Posts tagged: graph theory

Sigurður Örn Stefánsson (27/10/14)

Benedikt Magnússon, October 23, 2014

Math Colloquium

Speaker: Sigurður Örn Stefánsson, University of Iceland
Title: Convergence of random planar maps to the Brownian tree

Location: V-157, VRII
Time: Monday, October 27 at 15:15-16:15.

Abstract:

Random planar maps are defined by assigning non-negative weights to each face of a planar map and the weight of a face depends only on its degree. I will explain the Bouttier-Di Francesco-Guitter bijection between the planar maps and a class of labelled trees called mobiles. By throwing away labels one can, via another bijection, relate the mobiles to the model of so-called simply generated trees which are understood in detail. For certain choices of weights a unique large face, having degree proportional to the total number of edges in the maps, appears with high probability when the maps are large. This corresponds to a recently studied phenomenon of condensation in simply generated trees where a vertex having degree proportional to the size of the trees appears. In this case the planar maps, with a properly rescaled graph metric, are shown to converge in distribution towards Aldous’ Brownian tree in the Gromov-Hausdorff topology.

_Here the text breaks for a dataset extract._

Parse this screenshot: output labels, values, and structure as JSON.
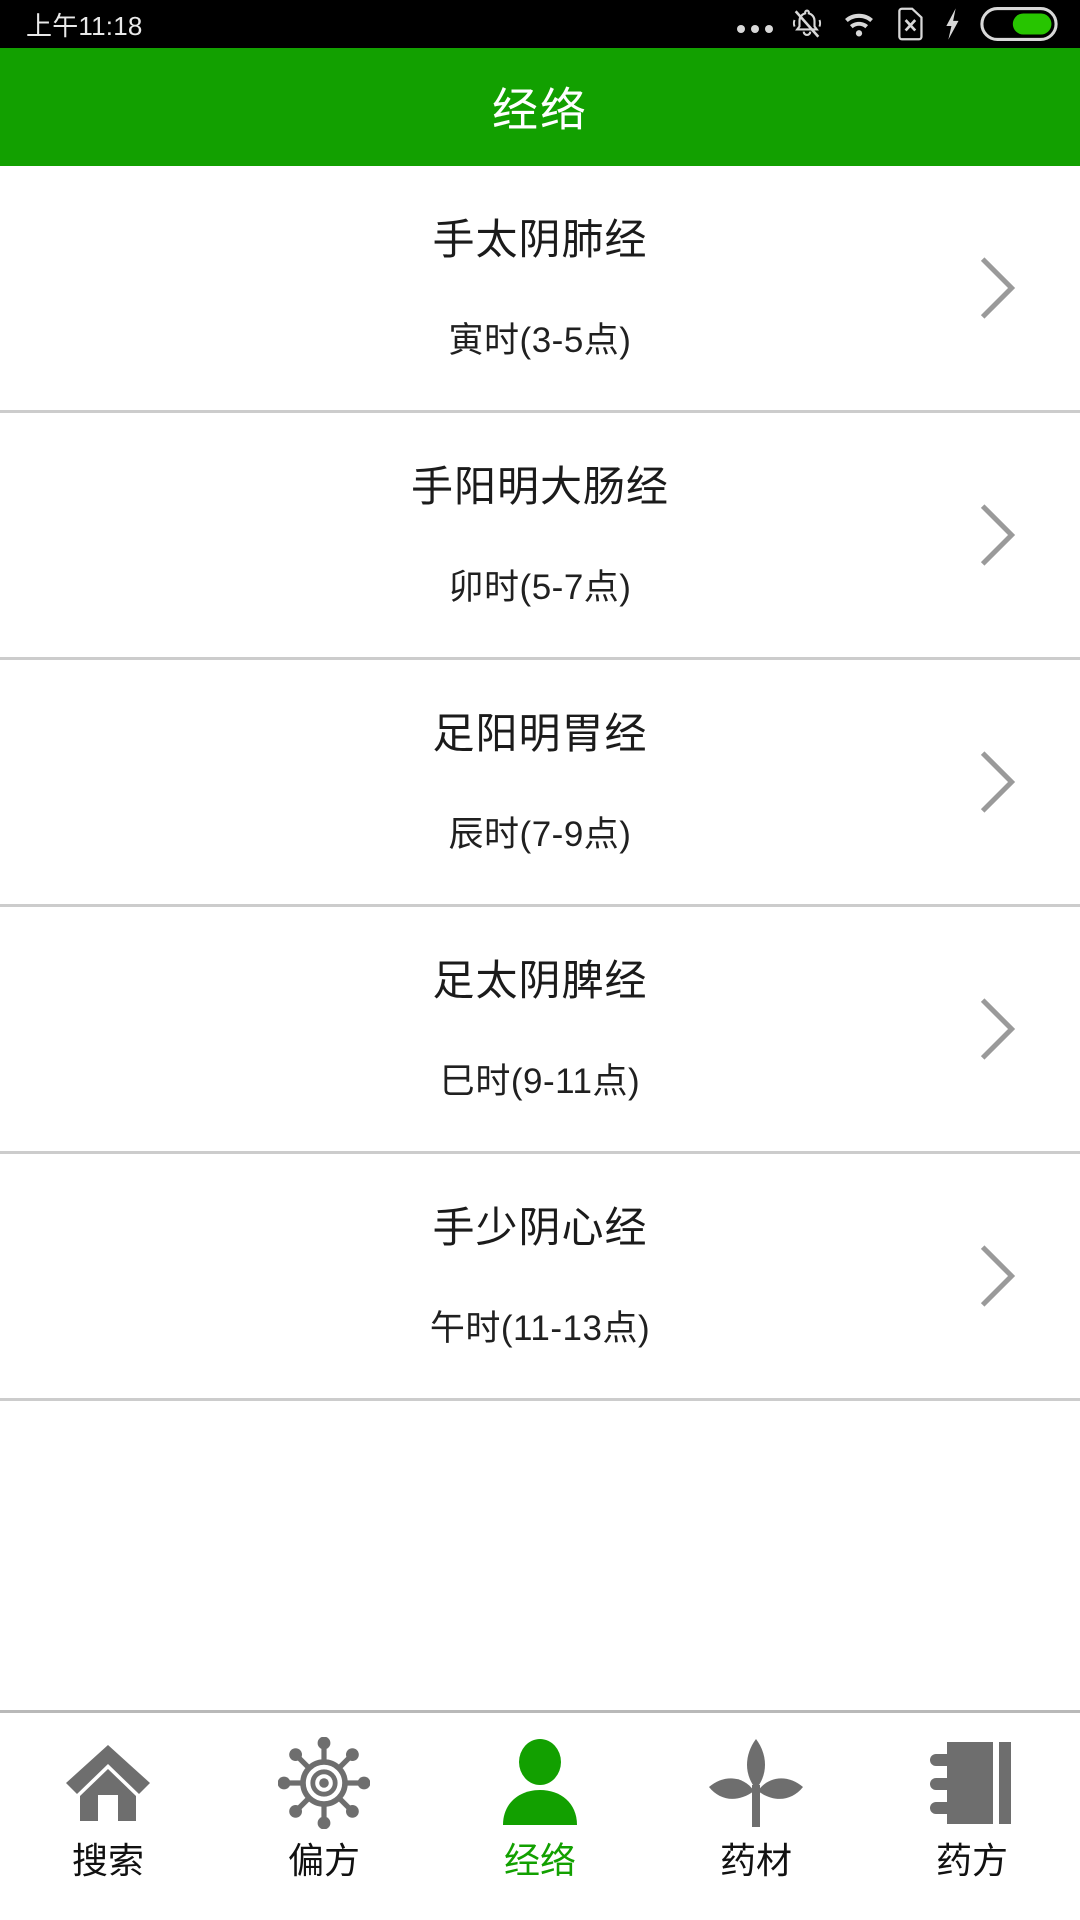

Sara Sabrina Zemljic (20/10/14)

Benedikt Magnússon, October 16, 2014

Math Colloquium

Speaker: Sara Sabrina Zemljic, University of Iceland
Title: Sierpiński graphs, continued

Location: V-157, VRII
Time: Monday, October 20 at 15:00-16:00.

Abstract:

Sierpiński graphs \(S_p^n\) form an extensively studied family of graphs of fractal nature applicable in topology, mathematics of the Tower of Hanoi, computer science, and elsewhere. In the talk we will take a closer look at these graphs and go through some of their basic properties.

Sara Sabrina Zemljic (06/10/14)

Benedikt Magnússon, October 2, 2014

Math Colloquium

Speaker: Sara Sabrina Zemljic, University of Iceland
Title: Sierpiński graphs

Location: V-157, VRII
Time: Monday, October 6 at 15:00-16:00.

Abstract:

Sierpiński graphs \(S_p^n\) form an extensively studied family of graphs of fractal nature applicable in topology, mathematics of the Tower of Hanoi, computer science, and elsewhere. In the talk we will take a closer look at these graphs and go through some of their basic properties.

Thomas Vallier (15/09/14)

Benedikt Magnússon, September 11, 2014

Math Colloquium

Speaker: Thomas Vallier, University of Iceland
Title: Bootstrap percolation on the random graph \(G_{n,p}\)

Location: V-157, VRII
Time: Monday September 15, at 15:00-16:00.

Abstract:

Bootstrap percolation on the random graph \(G_{n,p}\) is a process of spread of “activation” on a given realization of the graph with a given number of initially active nodes. At each step those vertices which have not been active but have at least \(r ≥ 2\) active neighbours become active as well.

We consider the n vertices with global connections inherited from the structure of the graph \(G_{n,p}\), meaning that any two vertices share an edge with probability \(p\) independently of the others.

The presentation is based on the article ”Bootstrap percolation on the random graph \(G_{n,p}\)” by Janson, Luczak, Turova and Vallier.

Among other results, they study the size \(A^*\) of the final active set depending on the number of vertices active at the origin as a function of n (the number of vertices) and \(p = p(n)\) (the probability of connections) which is written \(a_0(n, p) = a_0\). The model exhibits a sharp phase transition: depending on the parameters of the model the final size of activation with a high probability is either \(n − o(n)\) or it is \(o(n)\).

I will give a pictorial introduction to the model and explain briefly the approach of the authors to derive the threshold for bootstrap percolation on \(G_{n,p}\).